Music helped define this era and youth movement because it was an explosion on the scene of what was conventional and what you could and couldn’t do in music. People and bands
were starting to experiment with new sounds that were considered sounds of the devil and attracted more and more people because of just that. Pink Floyd tested the waters (no pun intended) of early techno and trance music that is so popular today. Computers were being used to produce beats, rhythms, and new sounds that boggled the minds of this new generation. The Beatles started to act like the Grateful Dead experimenting with the psychedelic sound which also spawned he Haight-Ashbury district of California. Bob Dylan spoke as the voice of this new generation that surfaced out of the youths in America with his folk style of guitar. Then there was protest music which was prevalent when Vietnam came around in such people like Joe Cocker.
Poetry was being incorporated into the music scene also with the help of some of the Beat generation like Allen Ginsberg, Jack Kerouac, and Neal Cassidy Allen Ginsberg performed some nights with the Grateful Dead at some of the early acid tests that took place with Ken Kesey and the Merry Pranksters. Jack Kerouac’s book “On The Road” was also doing very well and new ideas started surfacing and it became known as Beatnik thoughts. Neal Cassidy was an intricate part also of the 1960’s generation.
Drugs were being used increasingly more and more in this new culture that was developed whether for fun or an escape. People were starting to smoke marijuana and realized that it wasn’t as bad as what “Reefer Madness” had shown it to be. So that increased in use along with a new drug that was developed and discovered by Dr. Albert Hoffman called LSD. The LSD that was used at the time was LSD 25 and was a lot more strong as what is going around the streets nowadays. Timothy Leary, a Harvard professor, was a big spokesperson for the drug and he developed a new saying about the generation “Turn On, Tune In, Drop Out.” Acid tests were
done in San Francisco as well as other areas and were mostly at all Grateful Dead shows. Because of this fact that acid tests were performed at these shows the shows always had and still always do have that one drug there more so than any other one.
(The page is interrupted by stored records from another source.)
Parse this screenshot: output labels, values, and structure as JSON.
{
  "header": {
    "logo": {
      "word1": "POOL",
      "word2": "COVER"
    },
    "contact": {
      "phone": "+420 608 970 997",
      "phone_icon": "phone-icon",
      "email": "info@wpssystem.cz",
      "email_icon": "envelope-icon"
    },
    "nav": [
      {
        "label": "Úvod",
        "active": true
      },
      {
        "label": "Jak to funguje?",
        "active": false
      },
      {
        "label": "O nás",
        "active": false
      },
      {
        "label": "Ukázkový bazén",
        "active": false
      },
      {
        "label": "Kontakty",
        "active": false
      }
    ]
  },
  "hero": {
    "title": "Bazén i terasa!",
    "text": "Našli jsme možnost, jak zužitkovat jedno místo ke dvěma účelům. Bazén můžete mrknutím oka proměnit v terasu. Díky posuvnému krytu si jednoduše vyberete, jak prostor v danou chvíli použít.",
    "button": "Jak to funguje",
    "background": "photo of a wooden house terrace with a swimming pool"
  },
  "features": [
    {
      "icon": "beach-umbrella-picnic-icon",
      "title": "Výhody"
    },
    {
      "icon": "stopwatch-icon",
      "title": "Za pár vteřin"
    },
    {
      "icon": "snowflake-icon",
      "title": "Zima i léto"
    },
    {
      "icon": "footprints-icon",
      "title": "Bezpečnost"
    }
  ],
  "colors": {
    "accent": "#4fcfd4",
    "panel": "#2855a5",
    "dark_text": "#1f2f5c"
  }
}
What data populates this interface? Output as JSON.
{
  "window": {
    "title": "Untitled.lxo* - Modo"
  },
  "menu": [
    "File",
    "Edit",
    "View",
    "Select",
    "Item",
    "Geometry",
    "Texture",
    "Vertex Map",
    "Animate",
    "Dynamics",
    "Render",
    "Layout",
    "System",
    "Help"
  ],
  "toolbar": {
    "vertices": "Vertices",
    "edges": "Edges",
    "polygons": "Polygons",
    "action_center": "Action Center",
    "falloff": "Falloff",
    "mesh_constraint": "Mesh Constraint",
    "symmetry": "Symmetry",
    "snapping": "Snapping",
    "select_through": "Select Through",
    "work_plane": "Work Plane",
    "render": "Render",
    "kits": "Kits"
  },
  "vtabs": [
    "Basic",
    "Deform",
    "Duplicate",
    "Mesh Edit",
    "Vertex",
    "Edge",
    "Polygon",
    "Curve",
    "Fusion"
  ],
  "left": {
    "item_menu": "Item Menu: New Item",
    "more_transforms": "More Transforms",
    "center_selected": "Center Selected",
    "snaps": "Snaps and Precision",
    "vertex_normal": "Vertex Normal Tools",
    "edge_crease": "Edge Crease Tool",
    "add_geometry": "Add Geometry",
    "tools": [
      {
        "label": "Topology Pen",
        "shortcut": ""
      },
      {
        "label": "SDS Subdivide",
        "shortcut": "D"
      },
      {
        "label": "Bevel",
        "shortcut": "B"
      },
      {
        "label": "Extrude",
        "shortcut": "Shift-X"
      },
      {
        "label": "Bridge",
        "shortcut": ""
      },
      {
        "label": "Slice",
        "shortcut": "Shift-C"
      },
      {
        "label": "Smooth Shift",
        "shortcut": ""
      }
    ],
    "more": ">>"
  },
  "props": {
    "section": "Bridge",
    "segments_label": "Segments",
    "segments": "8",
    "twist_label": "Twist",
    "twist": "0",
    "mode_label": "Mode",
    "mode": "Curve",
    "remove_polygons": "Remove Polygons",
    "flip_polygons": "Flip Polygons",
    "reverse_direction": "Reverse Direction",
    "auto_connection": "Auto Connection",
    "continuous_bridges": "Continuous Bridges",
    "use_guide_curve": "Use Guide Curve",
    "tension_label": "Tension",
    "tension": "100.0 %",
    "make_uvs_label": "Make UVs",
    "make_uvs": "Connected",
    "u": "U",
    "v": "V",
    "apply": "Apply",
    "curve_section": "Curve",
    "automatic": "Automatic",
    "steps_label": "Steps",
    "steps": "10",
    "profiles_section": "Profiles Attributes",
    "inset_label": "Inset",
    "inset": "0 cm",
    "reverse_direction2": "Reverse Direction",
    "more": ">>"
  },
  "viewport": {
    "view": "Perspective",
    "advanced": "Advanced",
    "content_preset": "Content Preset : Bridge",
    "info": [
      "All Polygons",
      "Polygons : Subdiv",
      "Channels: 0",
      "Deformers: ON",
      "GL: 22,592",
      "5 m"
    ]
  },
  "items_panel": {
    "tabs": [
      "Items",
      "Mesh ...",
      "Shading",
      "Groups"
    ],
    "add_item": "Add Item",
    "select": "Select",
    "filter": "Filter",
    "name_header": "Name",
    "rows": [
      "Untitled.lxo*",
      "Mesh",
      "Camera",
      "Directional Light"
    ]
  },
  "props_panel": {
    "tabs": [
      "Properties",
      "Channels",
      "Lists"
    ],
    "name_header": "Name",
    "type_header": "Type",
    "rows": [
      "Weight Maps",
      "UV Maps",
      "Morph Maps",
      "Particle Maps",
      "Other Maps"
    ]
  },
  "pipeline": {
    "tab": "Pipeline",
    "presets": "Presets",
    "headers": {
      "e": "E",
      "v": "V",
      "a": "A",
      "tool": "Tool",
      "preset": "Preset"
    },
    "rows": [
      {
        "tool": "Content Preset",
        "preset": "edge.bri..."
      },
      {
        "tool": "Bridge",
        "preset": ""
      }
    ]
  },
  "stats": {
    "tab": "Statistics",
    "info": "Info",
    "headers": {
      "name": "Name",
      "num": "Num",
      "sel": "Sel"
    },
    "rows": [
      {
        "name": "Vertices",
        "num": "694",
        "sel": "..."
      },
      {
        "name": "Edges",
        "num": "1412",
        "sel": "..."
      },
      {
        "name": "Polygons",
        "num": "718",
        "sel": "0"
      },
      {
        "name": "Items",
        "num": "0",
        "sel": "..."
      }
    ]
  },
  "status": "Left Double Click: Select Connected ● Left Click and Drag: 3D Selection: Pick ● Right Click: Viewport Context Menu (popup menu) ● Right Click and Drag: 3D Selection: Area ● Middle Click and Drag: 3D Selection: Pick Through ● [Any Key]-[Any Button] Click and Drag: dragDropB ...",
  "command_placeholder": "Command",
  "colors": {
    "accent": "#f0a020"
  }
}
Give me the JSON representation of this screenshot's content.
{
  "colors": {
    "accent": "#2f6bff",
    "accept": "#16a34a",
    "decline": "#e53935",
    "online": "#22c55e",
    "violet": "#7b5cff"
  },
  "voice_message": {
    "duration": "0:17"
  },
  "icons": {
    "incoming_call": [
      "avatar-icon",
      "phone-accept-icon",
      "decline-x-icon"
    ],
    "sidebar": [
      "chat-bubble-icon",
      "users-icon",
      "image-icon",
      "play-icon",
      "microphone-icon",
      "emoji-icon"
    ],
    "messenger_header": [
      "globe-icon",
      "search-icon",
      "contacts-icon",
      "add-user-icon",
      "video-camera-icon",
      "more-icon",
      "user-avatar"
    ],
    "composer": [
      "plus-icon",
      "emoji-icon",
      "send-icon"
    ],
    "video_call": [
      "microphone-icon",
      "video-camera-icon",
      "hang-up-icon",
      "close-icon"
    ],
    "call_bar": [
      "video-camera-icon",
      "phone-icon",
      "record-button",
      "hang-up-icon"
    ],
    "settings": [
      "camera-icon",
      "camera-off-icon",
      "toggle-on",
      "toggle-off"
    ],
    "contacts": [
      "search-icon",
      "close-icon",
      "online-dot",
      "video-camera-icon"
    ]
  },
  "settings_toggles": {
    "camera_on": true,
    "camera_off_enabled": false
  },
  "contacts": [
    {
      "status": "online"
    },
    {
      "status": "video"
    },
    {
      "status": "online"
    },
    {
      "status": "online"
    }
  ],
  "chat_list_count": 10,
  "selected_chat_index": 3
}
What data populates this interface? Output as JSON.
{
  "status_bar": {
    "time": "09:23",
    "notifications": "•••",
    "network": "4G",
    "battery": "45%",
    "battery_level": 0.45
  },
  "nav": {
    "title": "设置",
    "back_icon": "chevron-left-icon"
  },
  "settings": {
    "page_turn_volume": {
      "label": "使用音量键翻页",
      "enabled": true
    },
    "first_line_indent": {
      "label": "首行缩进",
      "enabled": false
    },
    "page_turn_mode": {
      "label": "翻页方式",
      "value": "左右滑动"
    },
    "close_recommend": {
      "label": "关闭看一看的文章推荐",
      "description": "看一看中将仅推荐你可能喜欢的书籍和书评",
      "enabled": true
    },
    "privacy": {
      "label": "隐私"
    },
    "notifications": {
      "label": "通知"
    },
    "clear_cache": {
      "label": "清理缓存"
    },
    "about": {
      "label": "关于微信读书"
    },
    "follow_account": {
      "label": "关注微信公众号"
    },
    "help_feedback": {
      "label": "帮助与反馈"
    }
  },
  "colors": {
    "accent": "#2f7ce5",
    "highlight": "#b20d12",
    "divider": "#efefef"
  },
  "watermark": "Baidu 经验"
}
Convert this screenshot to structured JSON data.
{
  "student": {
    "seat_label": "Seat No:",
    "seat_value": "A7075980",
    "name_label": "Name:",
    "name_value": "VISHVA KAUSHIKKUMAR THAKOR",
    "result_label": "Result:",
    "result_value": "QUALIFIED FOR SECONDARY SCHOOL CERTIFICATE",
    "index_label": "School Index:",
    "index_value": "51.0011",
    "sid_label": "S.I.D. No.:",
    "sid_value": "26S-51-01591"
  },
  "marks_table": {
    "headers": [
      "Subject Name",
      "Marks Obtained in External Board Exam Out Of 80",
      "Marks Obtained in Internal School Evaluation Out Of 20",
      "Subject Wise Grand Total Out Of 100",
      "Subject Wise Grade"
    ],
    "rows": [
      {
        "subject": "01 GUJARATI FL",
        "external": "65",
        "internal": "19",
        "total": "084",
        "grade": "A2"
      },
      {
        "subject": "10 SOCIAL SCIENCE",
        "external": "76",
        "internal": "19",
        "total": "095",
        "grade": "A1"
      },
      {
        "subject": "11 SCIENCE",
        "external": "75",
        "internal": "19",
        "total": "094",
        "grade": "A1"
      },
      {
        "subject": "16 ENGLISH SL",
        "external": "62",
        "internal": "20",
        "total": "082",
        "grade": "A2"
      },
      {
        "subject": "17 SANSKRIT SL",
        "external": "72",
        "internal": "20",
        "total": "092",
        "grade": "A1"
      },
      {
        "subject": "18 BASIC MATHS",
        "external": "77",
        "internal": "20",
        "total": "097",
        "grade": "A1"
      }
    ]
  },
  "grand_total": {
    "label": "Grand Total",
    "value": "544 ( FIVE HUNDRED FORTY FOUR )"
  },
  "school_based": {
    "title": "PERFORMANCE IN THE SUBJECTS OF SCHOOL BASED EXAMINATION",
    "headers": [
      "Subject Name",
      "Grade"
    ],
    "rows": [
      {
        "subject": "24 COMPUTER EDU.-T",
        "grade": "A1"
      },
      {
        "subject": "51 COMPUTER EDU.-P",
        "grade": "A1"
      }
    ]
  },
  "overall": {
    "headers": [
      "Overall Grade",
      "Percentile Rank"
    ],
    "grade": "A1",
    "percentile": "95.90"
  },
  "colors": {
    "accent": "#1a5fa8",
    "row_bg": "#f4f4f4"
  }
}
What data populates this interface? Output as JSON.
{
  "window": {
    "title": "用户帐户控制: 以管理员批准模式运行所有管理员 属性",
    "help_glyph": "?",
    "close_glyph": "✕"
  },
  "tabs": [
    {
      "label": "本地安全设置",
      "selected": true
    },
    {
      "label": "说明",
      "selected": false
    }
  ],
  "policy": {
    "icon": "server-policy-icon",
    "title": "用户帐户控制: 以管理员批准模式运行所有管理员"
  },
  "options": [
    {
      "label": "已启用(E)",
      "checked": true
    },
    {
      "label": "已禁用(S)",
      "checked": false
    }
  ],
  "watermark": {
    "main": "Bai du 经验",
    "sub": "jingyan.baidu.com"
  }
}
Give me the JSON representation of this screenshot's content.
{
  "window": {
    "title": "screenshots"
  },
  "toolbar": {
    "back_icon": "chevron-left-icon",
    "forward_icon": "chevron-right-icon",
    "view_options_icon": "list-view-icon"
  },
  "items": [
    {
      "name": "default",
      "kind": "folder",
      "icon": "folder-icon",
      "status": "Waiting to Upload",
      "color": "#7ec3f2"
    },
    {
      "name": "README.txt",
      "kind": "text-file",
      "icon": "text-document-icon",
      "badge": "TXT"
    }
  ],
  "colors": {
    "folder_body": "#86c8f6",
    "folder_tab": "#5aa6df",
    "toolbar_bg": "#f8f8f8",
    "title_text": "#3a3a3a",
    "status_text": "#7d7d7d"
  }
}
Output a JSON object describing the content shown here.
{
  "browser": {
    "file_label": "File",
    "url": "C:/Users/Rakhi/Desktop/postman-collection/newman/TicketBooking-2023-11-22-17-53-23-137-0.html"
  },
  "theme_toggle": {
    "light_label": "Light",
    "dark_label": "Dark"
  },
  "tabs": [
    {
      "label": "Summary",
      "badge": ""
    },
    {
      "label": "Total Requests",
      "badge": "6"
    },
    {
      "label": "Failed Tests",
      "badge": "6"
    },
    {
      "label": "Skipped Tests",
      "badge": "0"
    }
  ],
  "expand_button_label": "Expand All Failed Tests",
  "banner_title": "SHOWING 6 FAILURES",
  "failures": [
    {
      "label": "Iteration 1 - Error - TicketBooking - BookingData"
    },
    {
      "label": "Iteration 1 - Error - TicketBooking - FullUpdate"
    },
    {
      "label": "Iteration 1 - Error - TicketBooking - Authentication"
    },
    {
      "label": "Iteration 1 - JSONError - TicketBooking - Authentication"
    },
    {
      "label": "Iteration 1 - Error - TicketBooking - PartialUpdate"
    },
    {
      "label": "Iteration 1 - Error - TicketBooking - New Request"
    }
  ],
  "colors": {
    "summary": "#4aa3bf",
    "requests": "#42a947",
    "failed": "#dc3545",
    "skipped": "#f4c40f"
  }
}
Jimi Hendrix was another big advocate for LSD use and usually was always playing tripping. Once he cut his forehead and put a drop of acid in his cut and put a bandanna over the cut and played an amazing show.
This along with many other things had opened up the youths eyes about a perfect generation and about love. This was the nicest generations of kids that anyone could find. Now most generations are trying to rekindle those feelings with a resurgence of those popular drugs and the music with LSD popular again and a new band after Grateful Dead called Phish who do many of the same things. We all wish to strive to be more like that age when things seemed golden or was it a flashback?
James, Nick. “Love in our Time.” Doubleday Publishers. New York: 1989.